Indonesian President Susilo Bambang Yudhoyono yesterday warned that the world’s most populous Muslim-majority country was confronting a rising tide of Islamic radicalism, after a spate of hate crimes and bombings.
Yudhoyono said the archipelago’s reputation for tolerance and pluralism was under attack by extremists bent on turning the nation of 240 million people into a strict Islamic state.
The country — praised by US President Barack Obama in November as a “model” of tolerance for the world — has been shaken by bloody assaults on religious minorities and persistent attacks by homegrown terror groups.
“I have witnessed that there has been a radicalization movement in this nation with religious and ideological motives,” Yudhoyono said in a speech at a national development conference in Jakarta. “If we continue to let this happen, it will threaten the character of our nation and our people.”
Yudhoyono has allied himself with conservative Muslims in the government and has rarely spoken out against extremist violence, which often goes unpunished.

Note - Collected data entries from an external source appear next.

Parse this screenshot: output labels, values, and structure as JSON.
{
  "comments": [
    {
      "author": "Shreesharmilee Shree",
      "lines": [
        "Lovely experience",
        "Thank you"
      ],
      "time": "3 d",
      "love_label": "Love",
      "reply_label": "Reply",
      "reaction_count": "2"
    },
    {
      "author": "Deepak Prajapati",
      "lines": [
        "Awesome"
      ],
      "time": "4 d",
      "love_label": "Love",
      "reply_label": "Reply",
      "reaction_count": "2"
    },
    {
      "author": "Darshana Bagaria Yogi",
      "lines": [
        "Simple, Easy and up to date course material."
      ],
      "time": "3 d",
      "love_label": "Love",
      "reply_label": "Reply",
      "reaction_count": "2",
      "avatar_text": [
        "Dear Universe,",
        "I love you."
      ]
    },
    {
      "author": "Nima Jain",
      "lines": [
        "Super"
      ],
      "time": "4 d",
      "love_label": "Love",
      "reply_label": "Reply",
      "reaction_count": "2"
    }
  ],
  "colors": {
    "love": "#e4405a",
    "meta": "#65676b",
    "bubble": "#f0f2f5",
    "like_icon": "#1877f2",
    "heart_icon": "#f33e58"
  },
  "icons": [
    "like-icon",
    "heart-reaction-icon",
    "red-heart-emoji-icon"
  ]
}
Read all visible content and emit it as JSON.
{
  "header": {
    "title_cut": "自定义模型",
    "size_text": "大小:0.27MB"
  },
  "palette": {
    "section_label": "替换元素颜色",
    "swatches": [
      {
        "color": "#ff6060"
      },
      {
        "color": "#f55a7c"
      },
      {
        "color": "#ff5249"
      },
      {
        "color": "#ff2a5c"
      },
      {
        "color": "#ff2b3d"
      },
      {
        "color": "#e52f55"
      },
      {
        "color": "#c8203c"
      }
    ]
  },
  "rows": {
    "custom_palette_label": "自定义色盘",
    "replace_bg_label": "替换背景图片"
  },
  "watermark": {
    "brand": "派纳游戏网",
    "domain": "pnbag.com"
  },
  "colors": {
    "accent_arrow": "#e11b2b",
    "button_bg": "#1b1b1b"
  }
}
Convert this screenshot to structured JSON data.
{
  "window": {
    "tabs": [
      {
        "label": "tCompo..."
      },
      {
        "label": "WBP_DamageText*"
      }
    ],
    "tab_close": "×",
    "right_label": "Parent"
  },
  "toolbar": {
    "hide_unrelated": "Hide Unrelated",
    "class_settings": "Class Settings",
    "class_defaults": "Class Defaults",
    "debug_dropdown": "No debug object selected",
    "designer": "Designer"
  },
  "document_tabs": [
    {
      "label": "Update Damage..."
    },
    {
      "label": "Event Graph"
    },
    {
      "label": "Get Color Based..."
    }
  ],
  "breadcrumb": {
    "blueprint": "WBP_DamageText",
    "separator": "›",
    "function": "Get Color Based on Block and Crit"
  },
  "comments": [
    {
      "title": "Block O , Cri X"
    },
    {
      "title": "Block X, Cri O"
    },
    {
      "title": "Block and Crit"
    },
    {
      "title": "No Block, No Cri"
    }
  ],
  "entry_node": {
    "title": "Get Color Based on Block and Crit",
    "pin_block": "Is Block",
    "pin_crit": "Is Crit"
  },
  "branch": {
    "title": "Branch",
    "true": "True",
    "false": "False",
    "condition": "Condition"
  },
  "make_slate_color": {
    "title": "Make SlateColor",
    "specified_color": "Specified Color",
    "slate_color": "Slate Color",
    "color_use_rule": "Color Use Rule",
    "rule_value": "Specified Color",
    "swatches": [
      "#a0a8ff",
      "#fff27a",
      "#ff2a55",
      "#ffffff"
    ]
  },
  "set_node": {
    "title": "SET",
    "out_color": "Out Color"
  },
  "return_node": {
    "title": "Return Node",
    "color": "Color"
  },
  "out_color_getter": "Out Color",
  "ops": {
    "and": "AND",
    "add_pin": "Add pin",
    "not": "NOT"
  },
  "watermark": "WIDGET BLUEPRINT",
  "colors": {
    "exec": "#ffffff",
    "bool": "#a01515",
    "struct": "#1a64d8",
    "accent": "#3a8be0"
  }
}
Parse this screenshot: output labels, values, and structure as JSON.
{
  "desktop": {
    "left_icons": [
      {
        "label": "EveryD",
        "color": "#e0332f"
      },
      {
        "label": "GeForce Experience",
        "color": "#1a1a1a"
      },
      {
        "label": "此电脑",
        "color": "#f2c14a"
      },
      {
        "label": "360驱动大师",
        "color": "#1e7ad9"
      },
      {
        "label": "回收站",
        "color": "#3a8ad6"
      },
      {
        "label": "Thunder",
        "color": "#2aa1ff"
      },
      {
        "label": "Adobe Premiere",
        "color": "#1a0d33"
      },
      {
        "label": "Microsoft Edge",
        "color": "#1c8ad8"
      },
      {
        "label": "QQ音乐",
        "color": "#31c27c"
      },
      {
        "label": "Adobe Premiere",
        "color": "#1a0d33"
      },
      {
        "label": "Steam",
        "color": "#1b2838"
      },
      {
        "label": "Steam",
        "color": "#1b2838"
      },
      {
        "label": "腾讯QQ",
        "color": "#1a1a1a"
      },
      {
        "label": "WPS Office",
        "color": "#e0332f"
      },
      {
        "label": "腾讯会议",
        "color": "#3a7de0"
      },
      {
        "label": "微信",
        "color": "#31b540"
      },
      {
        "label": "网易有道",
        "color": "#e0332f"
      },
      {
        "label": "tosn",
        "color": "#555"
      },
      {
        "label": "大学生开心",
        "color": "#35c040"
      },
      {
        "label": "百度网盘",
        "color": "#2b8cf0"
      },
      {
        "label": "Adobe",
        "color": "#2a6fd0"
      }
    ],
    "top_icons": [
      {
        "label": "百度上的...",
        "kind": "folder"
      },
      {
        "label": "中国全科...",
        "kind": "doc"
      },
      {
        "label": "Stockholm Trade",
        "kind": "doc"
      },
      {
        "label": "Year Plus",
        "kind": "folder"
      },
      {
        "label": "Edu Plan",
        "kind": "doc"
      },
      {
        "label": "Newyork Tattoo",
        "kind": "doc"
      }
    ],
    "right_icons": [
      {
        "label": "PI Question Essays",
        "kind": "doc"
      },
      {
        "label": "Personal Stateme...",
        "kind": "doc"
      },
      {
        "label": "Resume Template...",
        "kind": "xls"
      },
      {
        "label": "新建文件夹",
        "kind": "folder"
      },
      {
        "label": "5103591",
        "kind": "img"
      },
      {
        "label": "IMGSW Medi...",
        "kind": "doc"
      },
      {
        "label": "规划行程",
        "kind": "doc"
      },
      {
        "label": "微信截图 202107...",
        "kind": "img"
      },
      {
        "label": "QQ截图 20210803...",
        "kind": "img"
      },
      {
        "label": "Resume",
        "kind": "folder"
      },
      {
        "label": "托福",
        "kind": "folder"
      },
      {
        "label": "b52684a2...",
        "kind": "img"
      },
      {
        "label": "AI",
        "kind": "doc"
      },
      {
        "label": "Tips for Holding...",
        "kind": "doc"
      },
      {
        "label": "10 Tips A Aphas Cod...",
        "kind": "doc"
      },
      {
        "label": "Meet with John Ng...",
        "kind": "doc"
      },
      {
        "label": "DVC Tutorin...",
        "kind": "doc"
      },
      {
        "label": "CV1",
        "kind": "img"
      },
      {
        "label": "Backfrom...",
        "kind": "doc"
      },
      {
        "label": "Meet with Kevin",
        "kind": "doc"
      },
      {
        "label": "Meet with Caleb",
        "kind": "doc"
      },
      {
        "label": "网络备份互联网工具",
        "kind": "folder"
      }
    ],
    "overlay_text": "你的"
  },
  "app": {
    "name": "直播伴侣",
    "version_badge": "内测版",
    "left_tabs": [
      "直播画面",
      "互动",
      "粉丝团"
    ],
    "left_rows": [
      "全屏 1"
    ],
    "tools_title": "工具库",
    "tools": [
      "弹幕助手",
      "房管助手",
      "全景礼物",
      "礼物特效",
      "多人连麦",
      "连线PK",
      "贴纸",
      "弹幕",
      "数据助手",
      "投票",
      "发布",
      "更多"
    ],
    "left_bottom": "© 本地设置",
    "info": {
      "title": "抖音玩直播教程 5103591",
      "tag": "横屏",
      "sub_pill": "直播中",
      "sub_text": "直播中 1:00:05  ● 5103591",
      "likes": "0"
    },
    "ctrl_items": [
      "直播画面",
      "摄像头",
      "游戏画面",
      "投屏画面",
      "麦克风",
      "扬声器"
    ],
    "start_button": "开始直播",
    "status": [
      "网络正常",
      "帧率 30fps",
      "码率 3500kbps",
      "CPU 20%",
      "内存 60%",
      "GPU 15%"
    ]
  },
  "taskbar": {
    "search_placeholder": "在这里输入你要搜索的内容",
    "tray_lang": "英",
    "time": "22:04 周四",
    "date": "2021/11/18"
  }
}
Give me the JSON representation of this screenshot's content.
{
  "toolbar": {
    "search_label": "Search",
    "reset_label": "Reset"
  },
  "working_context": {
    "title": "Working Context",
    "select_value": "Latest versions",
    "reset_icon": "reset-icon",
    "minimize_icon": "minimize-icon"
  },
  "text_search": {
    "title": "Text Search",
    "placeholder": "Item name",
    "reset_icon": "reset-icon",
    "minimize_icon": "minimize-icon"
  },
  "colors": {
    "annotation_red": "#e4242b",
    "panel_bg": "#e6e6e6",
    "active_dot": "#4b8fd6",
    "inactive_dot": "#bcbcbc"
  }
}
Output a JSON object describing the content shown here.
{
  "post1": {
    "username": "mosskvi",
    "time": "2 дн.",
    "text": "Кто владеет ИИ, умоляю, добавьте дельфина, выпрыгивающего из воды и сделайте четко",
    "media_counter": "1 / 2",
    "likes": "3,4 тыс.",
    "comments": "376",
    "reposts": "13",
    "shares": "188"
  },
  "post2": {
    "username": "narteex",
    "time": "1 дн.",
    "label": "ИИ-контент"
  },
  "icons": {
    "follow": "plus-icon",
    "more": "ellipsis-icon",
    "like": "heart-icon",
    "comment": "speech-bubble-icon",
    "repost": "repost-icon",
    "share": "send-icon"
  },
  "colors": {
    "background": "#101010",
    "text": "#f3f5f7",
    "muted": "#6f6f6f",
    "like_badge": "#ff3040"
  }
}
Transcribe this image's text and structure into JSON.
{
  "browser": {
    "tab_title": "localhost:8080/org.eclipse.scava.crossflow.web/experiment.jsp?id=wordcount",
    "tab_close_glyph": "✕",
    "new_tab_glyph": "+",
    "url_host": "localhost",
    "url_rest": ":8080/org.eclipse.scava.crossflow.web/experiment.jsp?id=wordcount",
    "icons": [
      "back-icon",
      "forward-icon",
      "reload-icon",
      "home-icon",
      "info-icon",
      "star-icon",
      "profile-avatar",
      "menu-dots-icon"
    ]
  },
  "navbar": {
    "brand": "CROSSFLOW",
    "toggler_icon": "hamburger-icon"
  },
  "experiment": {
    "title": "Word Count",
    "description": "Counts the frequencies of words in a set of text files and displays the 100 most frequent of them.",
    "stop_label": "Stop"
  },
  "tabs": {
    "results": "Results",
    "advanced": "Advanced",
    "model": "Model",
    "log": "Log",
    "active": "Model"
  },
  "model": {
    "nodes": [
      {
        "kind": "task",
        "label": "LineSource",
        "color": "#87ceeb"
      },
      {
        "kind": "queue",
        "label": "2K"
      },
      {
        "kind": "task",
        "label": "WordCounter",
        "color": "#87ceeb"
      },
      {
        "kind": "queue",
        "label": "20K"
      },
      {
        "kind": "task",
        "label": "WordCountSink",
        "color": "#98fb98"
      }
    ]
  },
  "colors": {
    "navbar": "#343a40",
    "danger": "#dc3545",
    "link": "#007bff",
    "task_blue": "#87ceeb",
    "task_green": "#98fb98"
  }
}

However, yesterday he said Islamic extremists, who make up a small but very vocal section of Indonesia’s 200 million Muslims, were encouraging young Indonesians to “love violence” and reject the law of the diverse country.
“In the long term ... if it continues, it will change the character of our communities which are tolerant and love harmony and peace,” he said.
“It must not happen, we should not be passive ... We have to take responsibility to save this nation and save its people and its future,” Yudhoyono said.
Thirty people were injured when a suicide bomber blew himself up inside a mosque during Friday prayers in Cirebon, West Java, earlier this month.
Police also foiled a plot to blow up a church in Jakarta over Easter.
A suspicious package was found yesterday near the British consulate and an office building hosting international media organizations in Jakarta, police said.
Last month a series of parcel bombs were sent to liberal Muslims, a popular rock singer and a counter-terrorism official, but no one was killed.
Indonesia has won praise for rounding up hundreds of Islamist militants since it became a key battlefield in the “war on terror” in 2002 when local radicals detonated bombs on Bali, killing 202.
However, analysts say religious intolerance has grown under Yudhoyono’s rule and blame the authorities for tolerating and even cooperating with hardline elements.
They also say that while prominent terror networks have been contained, new threats are emerging from an array of loosely affiliated, independent militant cells.